Given that conventional endoscopy has limited ability to discriminate neoplastic from non-neoplastic colorectal polyps and lesions, CLE might have the potential to promote targeted.
biopsies during surveillance colonoscopy for ulcerative colitis, where large numbers of biopsies are routinely performed. This could potentially reduce endoscopic workload, histopathology costs and reduce the cumulative risk of complications associated with multiple biopsies.
CONCLUSION
There are currently many options available for CRC screening. Therefore, it is necessary for clinicians and policy makers to choose the methods with the greatest evidence base. The most appropriate screening method should be part of a cancer care pathway in which a positive finding should be streamlined economically for definitive management. It is also important to note that there are many barriers to cancer screening such as; limited access to healthcare, lack of education, physician unawareness, etc. There is a need for global CRC screening. As mentioned previously, currently there are only 25 countries that have active bowel screening programs (including the United States, Canada, Australia, the United Kingdom, etc.) However, there are many countries still underserved in this area. This will include the provision of a sensitive screening tool for low-income countries where CRC is often detected in its latter stages. In middle to high-income countries the barriers to screening are less likely to be due to cost. However there is a need to encourage screening through more innovative methods. Behaviour change through commitments and incentives may be a potential solution to this problem [87-91] (table 1).
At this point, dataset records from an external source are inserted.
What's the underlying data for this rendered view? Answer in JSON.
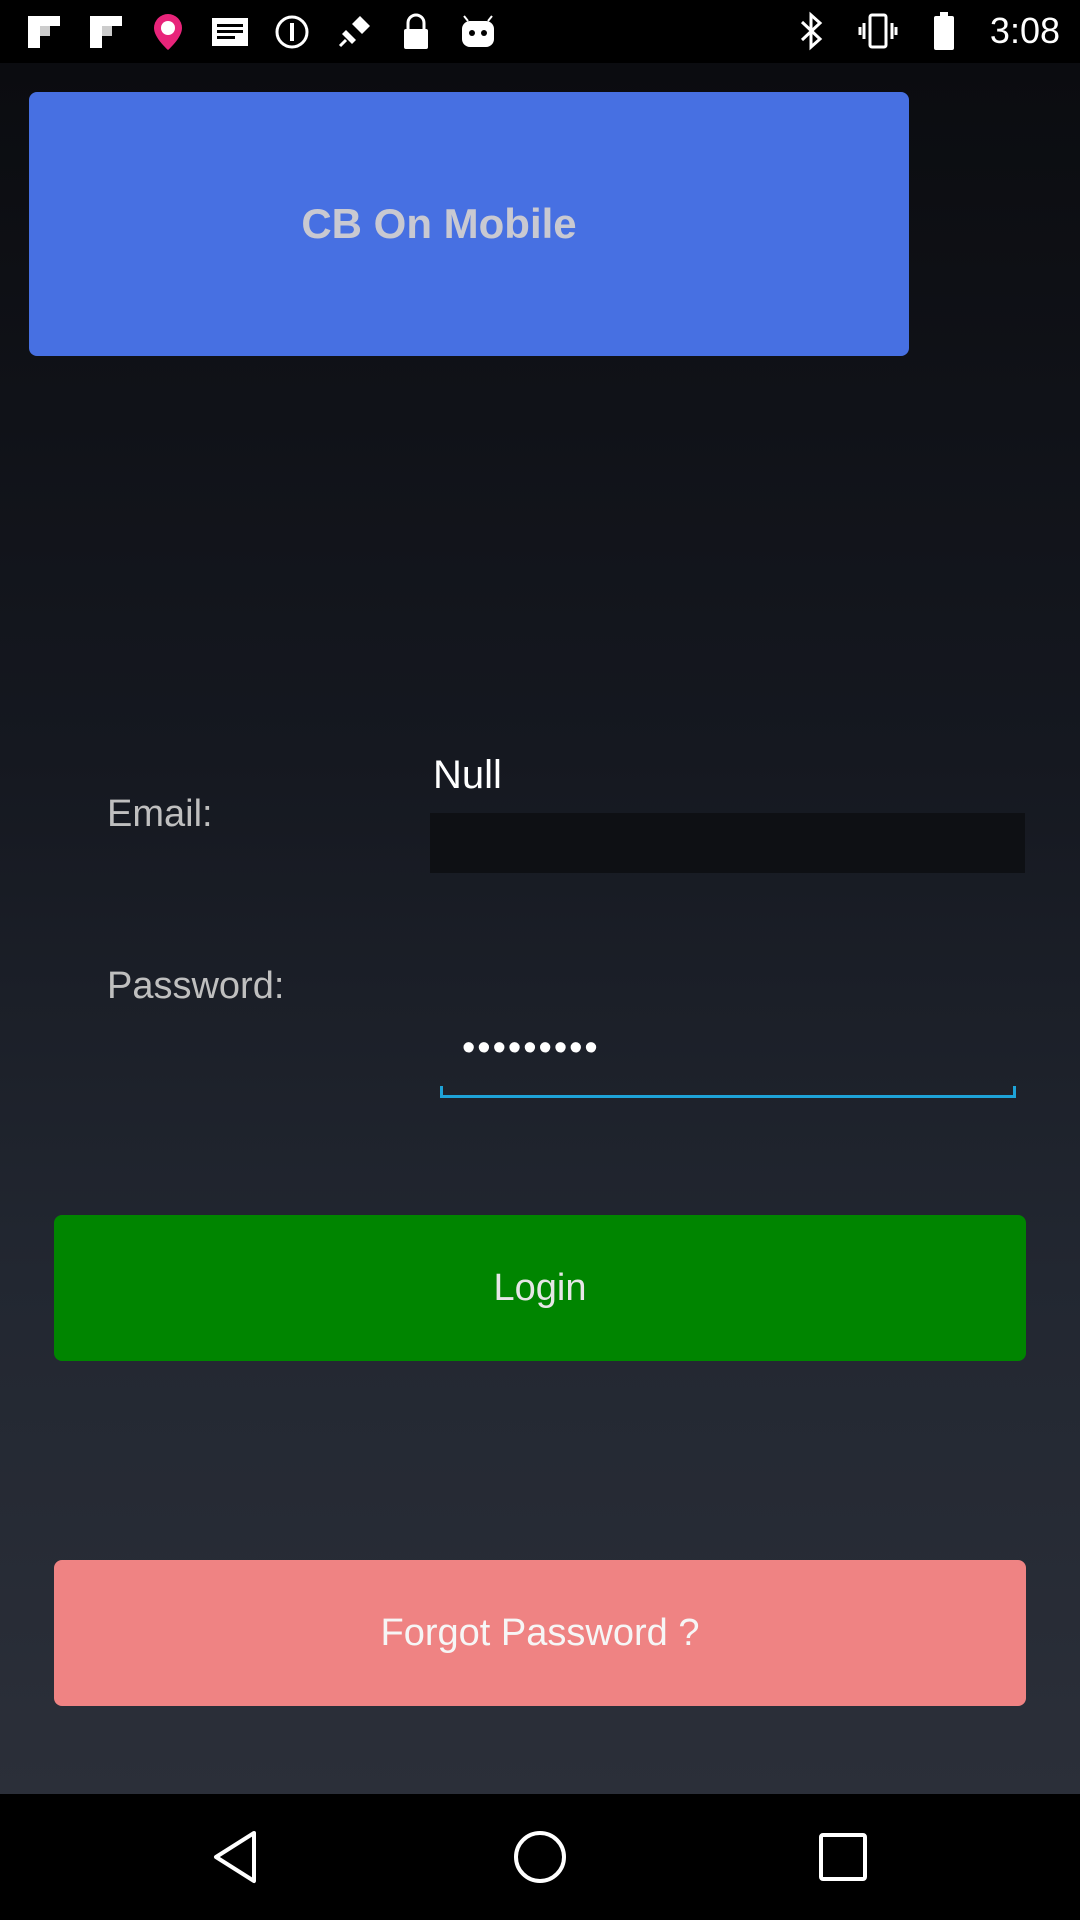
{
  "status_bar": {
    "left_icons": [
      "flipboard-icon",
      "flipboard-icon",
      "location-pin-icon",
      "message-icon",
      "signal-off-icon",
      "fake-gps-icon",
      "lock-icon",
      "android-icon"
    ],
    "right_icons": [
      "bluetooth-icon",
      "vibrate-icon",
      "battery-icon"
    ],
    "time": "3:08"
  },
  "header": {
    "title": "CB On Mobile",
    "background": "#4770e2"
  },
  "form": {
    "email_label": "Email:",
    "email_value": "Null",
    "password_label": "Password:",
    "password_value": "•••••••••"
  },
  "buttons": {
    "login_label": "Login",
    "login_color": "#008500",
    "forgot_label": "Forgot Password ?",
    "forgot_color": "#ef8383"
  },
  "nav_bar": {
    "icons": [
      "back-icon",
      "home-icon",
      "recent-apps-icon"
    ]
  }
}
Table 1: Comparison of CRC screening methods to show sensitivity, specificity, and limitations.
Test |
Sensitivity |
Specificity |
Limitations |
gFOBT |
37.1 – 79% (varies based on degree of hydration of sample) [25-26] |
97.7-98.1% [27] |
|
FIT |
92% [90] |
88% [90] |
High cost |
DNA Methylation |
64% [42] |
85% [42] |
|
FSIG |
95% [89] |
83% [89] |
|
CTC |
90% [71] |
86% [71] |
|
CLE [Su et al. 88] |
95% [88] |
95% [88] |
|
It is important to find less invasive methods to screen for CRC, which could have many advantages for patients and our overburdened healthcare systems, such as testing in the primary care setting. It is an exciting time for cancer screening and colorectal cancer is amidst the forefront of such innovation making it rather exciting times for those involved in the care of cancer patients.